A year into the negotiations to leave the European Union, the top donors of the City have very substantially reduced the funds compared to 2017. The 20 largest donors in the financial district contributed 74 per cent less collectively to the party in the first six months of 2018 than they did during the same period last year, and 30 per cent less than they did in the first six months of 2016.


One senior policy adviser familiar with the donors’ thinking said that historically pro-Conservative benefactors in the financial services sector were now fed up with the ruling party. He said: “On the anti-Brexit side they are fed up with the government’s anti-business stance and for those who voted leave they feel Prime Minister Theresa May is botching Brexit. That’s hitting donations on both fronts.”


Total donations to the Tory party have dropped more than £23 million from 2017 with £4.9 million collected in the first six months of 2018. That is half the total gifted to the party over the same period in 2011. Unlike 2016, when the parties tapped donors to support Brexit related campaigning, or 2017, when a snap election prompted urgent calls for funding to fight Jeremy Corbyn’s Labour party, 2018 has not seen parties engaging in such energetic fundraising.


It’s a matter of great concern to the Conservatives that donations have dropped so substantially. To mention just a few, Egerton Capital’s contribution dropped from more than £1m last year to £125,000 this year, CQS donated £310,313 in 2017 and only £10,000 in 2018 while Caxton Associates’ fell from £275,000 to £83,710 this year. Donation to the pro-European Liberal Democrat party have jumped by a factor of 20 in 2018 to June 24, as compared to last year. Overall contributions to Labour, dropped over the same period by around 80 per cent.


Professor of politics at Queen Mary, University of London, Tim Bale, said the decline in donations to the Conservative party could be seen as “a signal to those at the top” of City’s chiefs’ disenchantment with a government that does not defend financial services’ economic interests. He likened the money given to the Conservative party by the City to “an insurance premium against the risk of a government doing something stupid.”

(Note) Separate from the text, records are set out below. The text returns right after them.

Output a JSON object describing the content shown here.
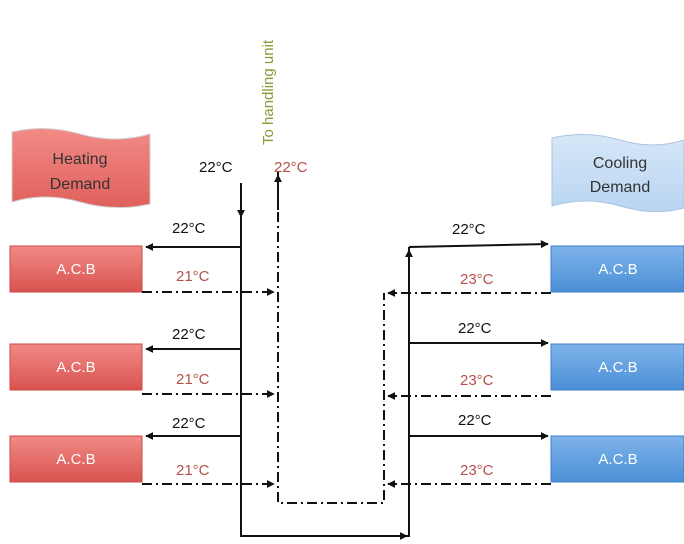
{
  "colors": {
    "supply_text": "#111111",
    "return_text": "#b5504a",
    "handling_text": "#8a9a38",
    "heating_fill": "#e35f5f",
    "cooling_fill": "#5f9ee0",
    "line": "#111111"
  },
  "handling_unit_label": "To handling unit",
  "main_supply_temp": "22°C",
  "main_return_temp": "22°C",
  "heating": {
    "flag": [
      "Heating",
      "Demand"
    ],
    "units": [
      {
        "label": "A.C.B",
        "supply": "22°C",
        "return": "21°C"
      },
      {
        "label": "A.C.B",
        "supply": "22°C",
        "return": "21°C"
      },
      {
        "label": "A.C.B",
        "supply": "22°C",
        "return": "21°C"
      }
    ]
  },
  "cooling": {
    "flag": [
      "Cooling",
      "Demand"
    ],
    "units": [
      {
        "label": "A.C.B",
        "supply": "22°C",
        "return": "23°C"
      },
      {
        "label": "A.C.B",
        "supply": "22°C",
        "return": "23°C"
      },
      {
        "label": "A.C.B",
        "supply": "22°C",
        "return": "23°C"
      }
    ]
  }
}
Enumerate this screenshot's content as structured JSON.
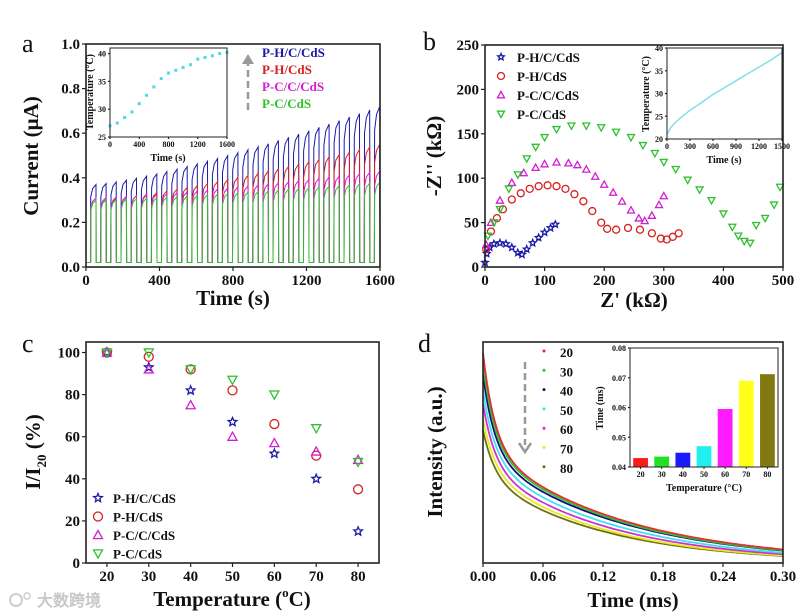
{
  "watermark": "大数跨境",
  "chart_data": [
    {
      "panel": "a",
      "type": "line",
      "xlabel": "Time (s)",
      "ylabel": "Current (μA)",
      "xlim": [
        0,
        1600
      ],
      "ylim": [
        0,
        1.0
      ],
      "xticks": [
        "0",
        "400",
        "800",
        "1200",
        "1600"
      ],
      "yticks": [
        "0.0",
        "0.2",
        "0.4",
        "0.6",
        "0.8",
        "1.0"
      ],
      "cycles": 29,
      "baseline": 0.02,
      "series": [
        {
          "name": "P-H/C/CdS",
          "color": "#1a1aa8",
          "peak_start": 0.37,
          "peak_end": 0.72
        },
        {
          "name": "P-H/CdS",
          "color": "#d42020",
          "peak_start": 0.3,
          "peak_end": 0.55
        },
        {
          "name": "P-C/C/CdS",
          "color": "#d21ed2",
          "peak_start": 0.31,
          "peak_end": 0.43
        },
        {
          "name": "P-C/CdS",
          "color": "#2ec02e",
          "peak_start": 0.3,
          "peak_end": 0.38
        }
      ],
      "inset": {
        "type": "scatter",
        "xlabel": "Time (s)",
        "ylabel": "Temperature (°C)",
        "xlim": [
          0,
          1600
        ],
        "ylim": [
          25,
          41
        ],
        "xticks": [
          "0",
          "400",
          "800",
          "1200",
          "1600"
        ],
        "yticks": [
          "25",
          "30",
          "35",
          "40"
        ],
        "color": "#4fd8e8",
        "x": [
          0,
          100,
          200,
          300,
          400,
          500,
          600,
          700,
          800,
          900,
          1000,
          1100,
          1200,
          1300,
          1400,
          1500,
          1600
        ],
        "y": [
          27,
          27.5,
          28.5,
          29.5,
          31,
          32.5,
          34,
          35.5,
          36.5,
          37,
          37.5,
          38,
          39,
          39.3,
          39.6,
          40,
          40.2
        ]
      }
    },
    {
      "panel": "b",
      "type": "scatter",
      "xlabel": "Z' (kΩ)",
      "ylabel": "-Z'' (kΩ)",
      "xlim": [
        0,
        500
      ],
      "ylim": [
        0,
        250
      ],
      "xticks": [
        "0",
        "100",
        "200",
        "300",
        "400",
        "500"
      ],
      "yticks": [
        "0",
        "50",
        "100",
        "150",
        "200",
        "250"
      ],
      "series": [
        {
          "name": "P-H/C/CdS",
          "marker": "star",
          "color": "#1a1aa8",
          "points": [
            [
              0,
              5
            ],
            [
              3,
              15
            ],
            [
              8,
              22
            ],
            [
              15,
              26
            ],
            [
              25,
              27
            ],
            [
              35,
              26
            ],
            [
              45,
              22
            ],
            [
              55,
              16
            ],
            [
              62,
              14
            ],
            [
              70,
              20
            ],
            [
              80,
              27
            ],
            [
              90,
              33
            ],
            [
              100,
              39
            ],
            [
              110,
              44
            ],
            [
              118,
              48
            ]
          ]
        },
        {
          "name": "P-H/CdS",
          "marker": "circle",
          "color": "#d42020",
          "points": [
            [
              2,
              20
            ],
            [
              10,
              40
            ],
            [
              20,
              55
            ],
            [
              30,
              65
            ],
            [
              45,
              76
            ],
            [
              60,
              83
            ],
            [
              75,
              88
            ],
            [
              90,
              91
            ],
            [
              105,
              92
            ],
            [
              120,
              91
            ],
            [
              135,
              88
            ],
            [
              150,
              82
            ],
            [
              165,
              74
            ],
            [
              180,
              63
            ],
            [
              195,
              50
            ],
            [
              205,
              43
            ],
            [
              220,
              42
            ],
            [
              240,
              44
            ],
            [
              260,
              42
            ],
            [
              280,
              38
            ],
            [
              295,
              32
            ],
            [
              305,
              31
            ],
            [
              315,
              34
            ],
            [
              325,
              38
            ]
          ]
        },
        {
          "name": "P-C/C/CdS",
          "marker": "triangle-up",
          "color": "#d21ed2",
          "points": [
            [
              2,
              25
            ],
            [
              10,
              50
            ],
            [
              25,
              75
            ],
            [
              45,
              95
            ],
            [
              65,
              106
            ],
            [
              85,
              112
            ],
            [
              100,
              116
            ],
            [
              120,
              118
            ],
            [
              140,
              117
            ],
            [
              155,
              115
            ],
            [
              170,
              110
            ],
            [
              185,
              102
            ],
            [
              200,
              93
            ],
            [
              215,
              84
            ],
            [
              230,
              74
            ],
            [
              245,
              64
            ],
            [
              258,
              55
            ],
            [
              268,
              52
            ],
            [
              280,
              58
            ],
            [
              292,
              70
            ],
            [
              300,
              80
            ]
          ]
        },
        {
          "name": "P-C/CdS",
          "marker": "triangle-down",
          "color": "#2ec02e",
          "points": [
            [
              5,
              35
            ],
            [
              15,
              50
            ],
            [
              25,
              65
            ],
            [
              40,
              88
            ],
            [
              55,
              104
            ],
            [
              70,
              122
            ],
            [
              85,
              135
            ],
            [
              100,
              146
            ],
            [
              120,
              155
            ],
            [
              145,
              159
            ],
            [
              170,
              159
            ],
            [
              195,
              157
            ],
            [
              220,
              152
            ],
            [
              245,
              146
            ],
            [
              265,
              137
            ],
            [
              285,
              128
            ],
            [
              300,
              118
            ],
            [
              320,
              110
            ],
            [
              340,
              98
            ],
            [
              360,
              87
            ],
            [
              380,
              75
            ],
            [
              400,
              60
            ],
            [
              415,
              45
            ],
            [
              425,
              35
            ],
            [
              435,
              29
            ],
            [
              445,
              27
            ],
            [
              455,
              47
            ],
            [
              470,
              55
            ],
            [
              485,
              70
            ],
            [
              495,
              90
            ]
          ]
        }
      ],
      "inset": {
        "type": "line",
        "xlabel": "Time (s)",
        "ylabel": "Temperature (°C)",
        "xlim": [
          0,
          1500
        ],
        "ylim": [
          20,
          40
        ],
        "xticks": [
          "0",
          "300",
          "600",
          "900",
          "1200",
          "1500"
        ],
        "yticks": [
          "20",
          "25",
          "30",
          "35",
          "40"
        ],
        "color": "#7fe0ea",
        "x": [
          0,
          50,
          100,
          200,
          300,
          450,
          600,
          750,
          900,
          1050,
          1200,
          1350,
          1500
        ],
        "y": [
          21,
          22.5,
          23.5,
          25,
          26.3,
          28,
          29.8,
          31.3,
          32.8,
          34.3,
          35.8,
          37.3,
          39
        ]
      }
    },
    {
      "panel": "c",
      "type": "scatter",
      "xlabel": {
        "main": "Temperature (",
        "sup": "o",
        "end": "C)"
      },
      "ylabel": {
        "main": "I/I",
        "sub": "20",
        "end": " (%)"
      },
      "xlim": [
        15,
        85
      ],
      "ylim": [
        0,
        105
      ],
      "x": [
        20,
        30,
        40,
        50,
        60,
        70,
        80
      ],
      "xticks": [
        "20",
        "30",
        "40",
        "50",
        "60",
        "70",
        "80"
      ],
      "yticks": [
        "0",
        "20",
        "40",
        "60",
        "80",
        "100"
      ],
      "legend": "bottom-left",
      "series": [
        {
          "name": "P-H/C/CdS",
          "marker": "star",
          "color": "#1a1aa8",
          "values": [
            100,
            93,
            82,
            67,
            52,
            40,
            15
          ]
        },
        {
          "name": "P-H/CdS",
          "marker": "circle",
          "color": "#d42020",
          "values": [
            100,
            98,
            92,
            82,
            66,
            51,
            35
          ]
        },
        {
          "name": "P-C/C/CdS",
          "marker": "triangle-up",
          "color": "#d21ed2",
          "values": [
            100,
            92,
            75,
            60,
            57,
            53,
            49
          ]
        },
        {
          "name": "P-C/CdS",
          "marker": "triangle-down",
          "color": "#2ec02e",
          "values": [
            100,
            100,
            92,
            87,
            80,
            64,
            48
          ]
        }
      ]
    },
    {
      "panel": "d",
      "type": "line",
      "xlabel": "Time (ms)",
      "ylabel": "Intensity (a.u.)",
      "xlim": [
        0,
        0.3
      ],
      "xticks": [
        "0.00",
        "0.06",
        "0.12",
        "0.18",
        "0.24",
        "0.30"
      ],
      "series": [
        {
          "name": "20",
          "color": "#e03030",
          "initial_intensity": 0.95,
          "fast_fraction": 0.45,
          "tau_ms": 0.14
        },
        {
          "name": "30",
          "color": "#30c030",
          "initial_intensity": 0.9,
          "fast_fraction": 0.43,
          "tau_ms": 0.137
        },
        {
          "name": "40",
          "color": "#101080",
          "initial_intensity": 0.85,
          "fast_fraction": 0.42,
          "tau_ms": 0.138
        },
        {
          "name": "50",
          "color": "#40e0f0",
          "initial_intensity": 0.78,
          "fast_fraction": 0.4,
          "tau_ms": 0.13
        },
        {
          "name": "60",
          "color": "#d030d0",
          "initial_intensity": 0.72,
          "fast_fraction": 0.39,
          "tau_ms": 0.125
        },
        {
          "name": "70",
          "color": "#e8e820",
          "initial_intensity": 0.65,
          "fast_fraction": 0.36,
          "tau_ms": 0.12
        },
        {
          "name": "80",
          "color": "#707010",
          "initial_intensity": 0.6,
          "fast_fraction": 0.35,
          "tau_ms": 0.12
        }
      ],
      "inset": {
        "type": "bar",
        "xlabel": "Temperature (°C)",
        "ylabel": "Time (ms)",
        "ylim": [
          0.04,
          0.08
        ],
        "yticks": [
          "0.04",
          "0.05",
          "0.06",
          "0.07",
          "0.08"
        ],
        "categories": [
          "20",
          "30",
          "40",
          "50",
          "60",
          "70",
          "80"
        ],
        "values": [
          0.043,
          0.0435,
          0.0448,
          0.047,
          0.0595,
          0.069,
          0.0712
        ],
        "colors": [
          "#ff1a1a",
          "#22e022",
          "#1a1aff",
          "#22f0f0",
          "#ff1aff",
          "#ffff1a",
          "#807a10"
        ]
      }
    }
  ],
  "panel_labels": [
    "a",
    "b",
    "c",
    "d"
  ]
}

Bale added that in that context, “right now it doesn’t seem particularly good value” to donate. He said: “You might as well be insuring yourself against fire with a proven arsonist.” Bosses at businesses with UK manufacturing operations such as Airbus and BMW, as well as several financial services companies, have become increasingly disparaging in recent weeks about what they see as the government’s economically-damaging approach to Brexit talks.


London Mayor, Sadiq Khan warned that the government could “seriously damage” the UK economy by pursuing a Brexit that neglects the needs of financial and professional services companies. Supporters of Brexit, meanwhile, fear the continuing lack of consensus among government ministers as to their preferred divorce terms in exit talks is frustrating UK negotiators’ efforts to secure an economically-beneficial split from the bloc.

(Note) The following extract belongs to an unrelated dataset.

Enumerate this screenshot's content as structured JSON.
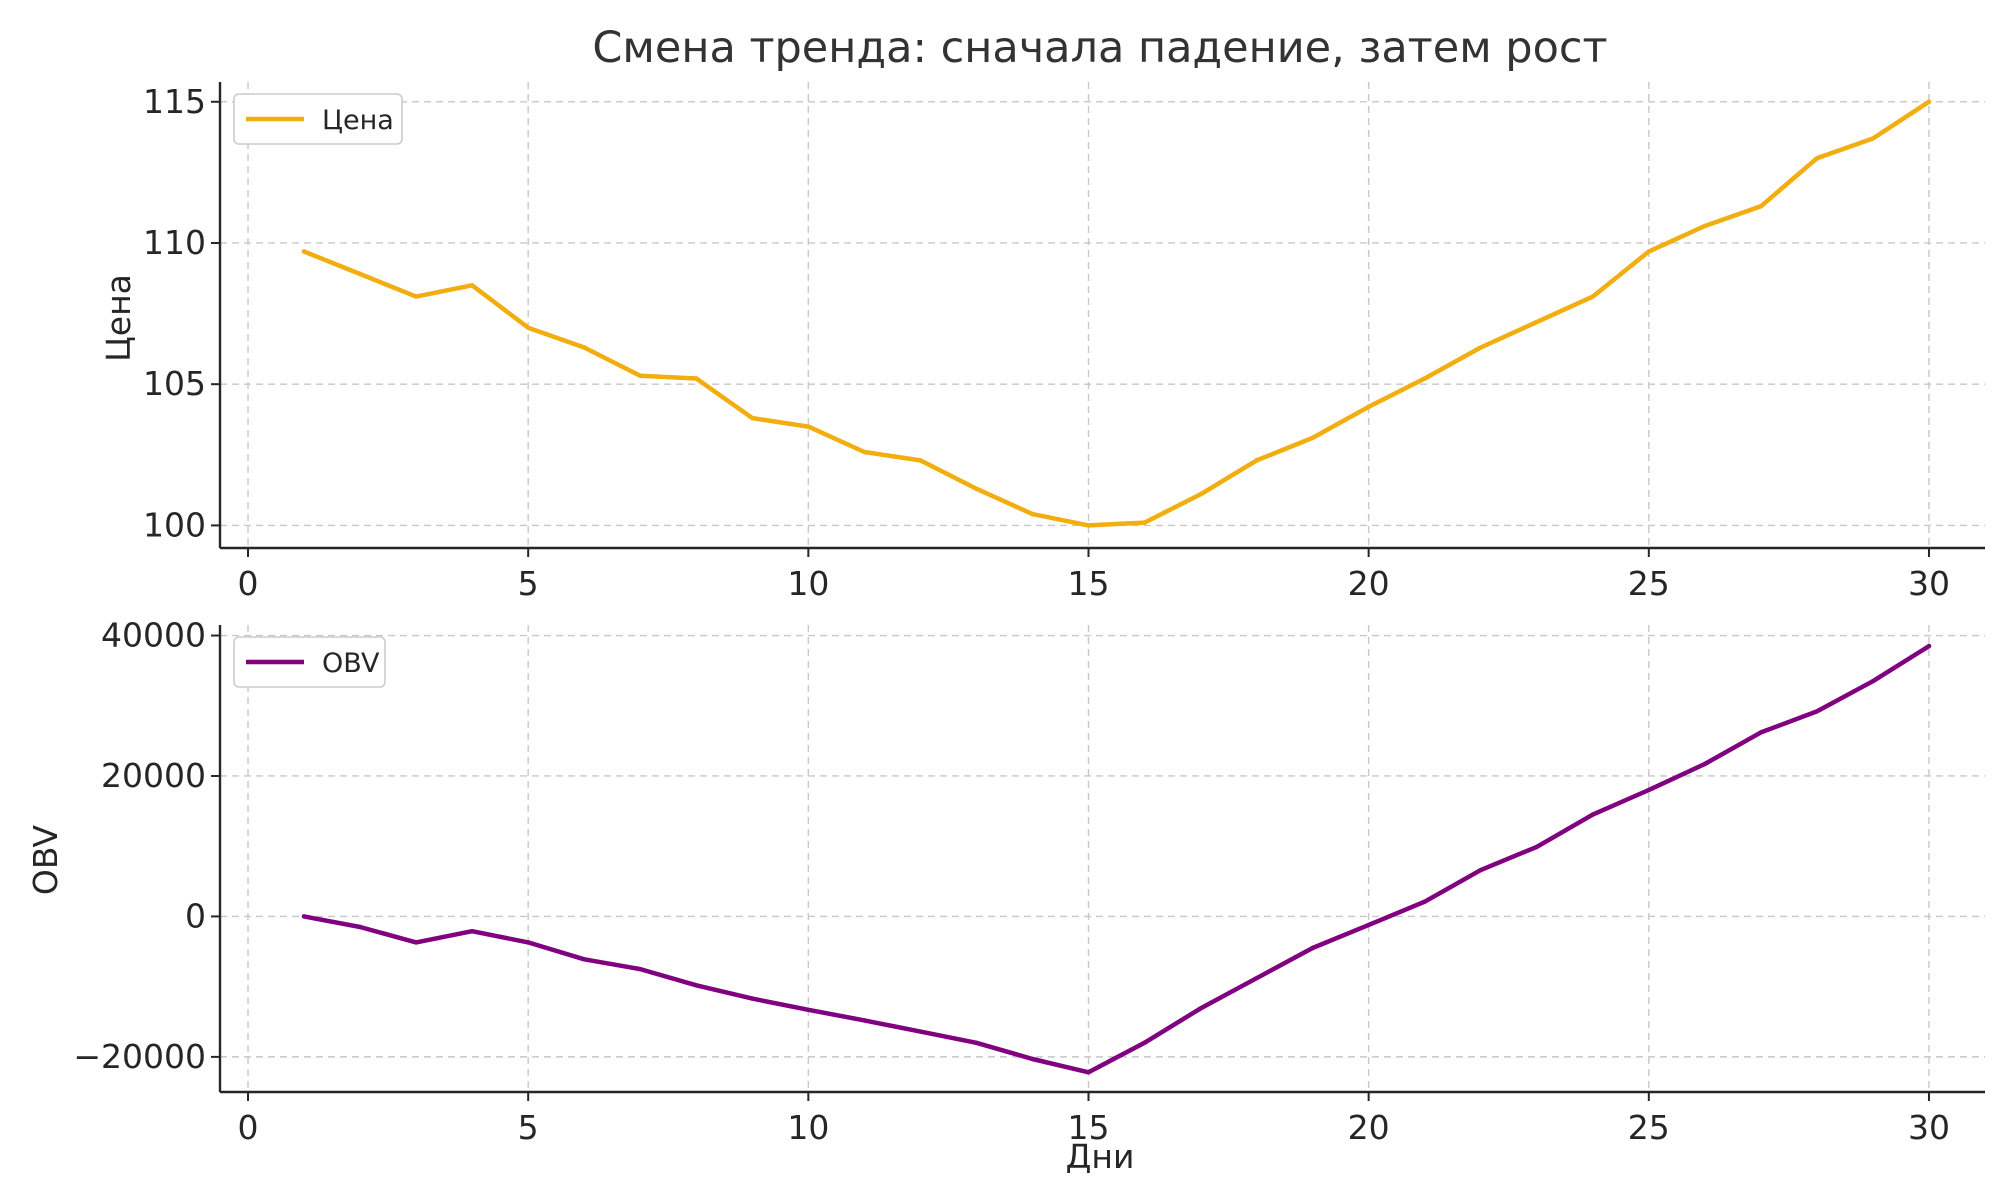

Before the White Paper on Brexit was published last week — it hasn’t helped to bring agreement among the party members, in fact, reactions to it from the divided Tory members as well as the opposition party is still emerging — Azad Zangana, a senior European economist at fund manager Schroders, said earlier this month that “the big question over the future relationship with the UK’s biggest trading partner remain unanswered” two years on from the UK’s vote for Brexit.


He added that the “complex nature of negotiations, the divisions in the government and opposition in parliament” all highlighted the “immensely difficult and potentially impossible task” that Theresa May will face in keeping “all sides happy” in the lead up to the exit in 2019. That uncertainty has seen some of finance’s largest benefactors cut their donations to the party this year to a fraction of their contributions in past years.